As pessoas são impedidas de analisar a natureza básica, a totalidade, da vida cotidiana pelo foco da mídia – incluindo pesquisas de “consumidor” e pesquisas de opinião pública – em meros detalhes: as ninharias espetaculares, as controvérsias falsas e os escândalos ridículos. Você é a favor ou contra sindicatos, mísseis de cruzeiro, carteiras de identidade? Qual é a sua opinião sobre drogas leves, jogging, OVNIs, impostos progressivos, a plástica no nariz da atriz da novela, as relações sexuais da família real?
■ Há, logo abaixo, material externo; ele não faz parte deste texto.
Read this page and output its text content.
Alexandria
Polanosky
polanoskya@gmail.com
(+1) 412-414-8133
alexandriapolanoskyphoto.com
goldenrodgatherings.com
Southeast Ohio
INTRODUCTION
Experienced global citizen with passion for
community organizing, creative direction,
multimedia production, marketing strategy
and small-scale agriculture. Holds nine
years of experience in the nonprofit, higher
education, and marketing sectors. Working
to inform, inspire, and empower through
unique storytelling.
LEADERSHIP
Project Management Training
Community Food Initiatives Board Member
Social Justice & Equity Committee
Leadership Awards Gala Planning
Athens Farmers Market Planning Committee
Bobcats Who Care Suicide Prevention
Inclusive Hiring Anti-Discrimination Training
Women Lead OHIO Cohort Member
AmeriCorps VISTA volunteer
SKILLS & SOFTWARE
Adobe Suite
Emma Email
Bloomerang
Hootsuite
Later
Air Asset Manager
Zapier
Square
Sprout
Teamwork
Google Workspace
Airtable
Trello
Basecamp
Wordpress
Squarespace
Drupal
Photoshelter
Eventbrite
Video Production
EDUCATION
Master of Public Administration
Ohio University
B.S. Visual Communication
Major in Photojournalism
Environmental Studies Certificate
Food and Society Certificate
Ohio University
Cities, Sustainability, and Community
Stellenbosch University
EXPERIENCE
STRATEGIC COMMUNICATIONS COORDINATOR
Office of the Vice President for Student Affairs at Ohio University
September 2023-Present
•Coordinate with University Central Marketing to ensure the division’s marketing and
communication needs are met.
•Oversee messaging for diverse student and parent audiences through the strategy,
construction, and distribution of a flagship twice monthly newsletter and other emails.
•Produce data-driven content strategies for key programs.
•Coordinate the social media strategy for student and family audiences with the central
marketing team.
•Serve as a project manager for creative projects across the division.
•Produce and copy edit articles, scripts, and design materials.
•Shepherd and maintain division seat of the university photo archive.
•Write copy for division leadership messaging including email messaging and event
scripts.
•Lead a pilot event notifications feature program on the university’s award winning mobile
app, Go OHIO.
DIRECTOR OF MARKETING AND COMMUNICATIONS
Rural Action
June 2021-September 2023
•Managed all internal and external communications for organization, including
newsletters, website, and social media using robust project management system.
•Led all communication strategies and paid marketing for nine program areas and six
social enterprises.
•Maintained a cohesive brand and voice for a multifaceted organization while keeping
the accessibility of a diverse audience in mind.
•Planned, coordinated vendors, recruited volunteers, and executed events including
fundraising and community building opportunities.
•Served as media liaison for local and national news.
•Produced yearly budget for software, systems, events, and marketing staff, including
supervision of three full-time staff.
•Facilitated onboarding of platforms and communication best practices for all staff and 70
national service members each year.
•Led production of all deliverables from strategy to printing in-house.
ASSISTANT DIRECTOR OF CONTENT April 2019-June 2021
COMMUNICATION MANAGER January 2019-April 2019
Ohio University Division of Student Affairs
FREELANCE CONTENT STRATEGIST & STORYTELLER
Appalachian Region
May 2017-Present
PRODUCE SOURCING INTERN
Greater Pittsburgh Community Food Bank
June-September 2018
São desvios, questões falsas. O único problema para nós é como vivemos. Há um velho ditado judaico: “Se você tem apenas duas alternativas, escolha a terceira”. Isso impele as pessoas a buscarem novas perspectivas. Podemos ver a artificialidade das falsas dicotomias procurando por essa “terceira escolha”.

Estar consciente de que sempre existe uma terceira escolha permite-nos recusar escolher entre duas possibilidades supostamente opostas, mas igualmente repulsivas, que nos são apresentadas como as únicas escolhas possíveis. Em sua forma mais simples, essa consciência de “terceira escolha” é expressa pela pessoa levada a julgamento por assalto à mão armada e perguntada: “Você se declara culpado ou inocente?” “Estou com fome e desempregada”, ela responde. Uma ilustração mais teórica, mas igualmente clássica, dessa consciência é a recusa em escolher entre as classes dominantes capitalistas-corporativas do Ocidente e as classes dominantes capitalistas de Estado do que resta do bloco oriental. Basta olhar para as relações sociais básicas de produção nos EUA e na Europa, por um lado, e na China, Coreia do Norte e Cuba, por outro, para ver que são essencialmente as mesmas: lá, como aqui, a grande maioria trabalha por um salário ou salário em troca de abrir mão do controle sobre o trabalho de sua vida, controle sobre o que produz e como produz. E, é claro, o que eles produzem no Oriente e no Ocidente é então vendido a eles como commodities.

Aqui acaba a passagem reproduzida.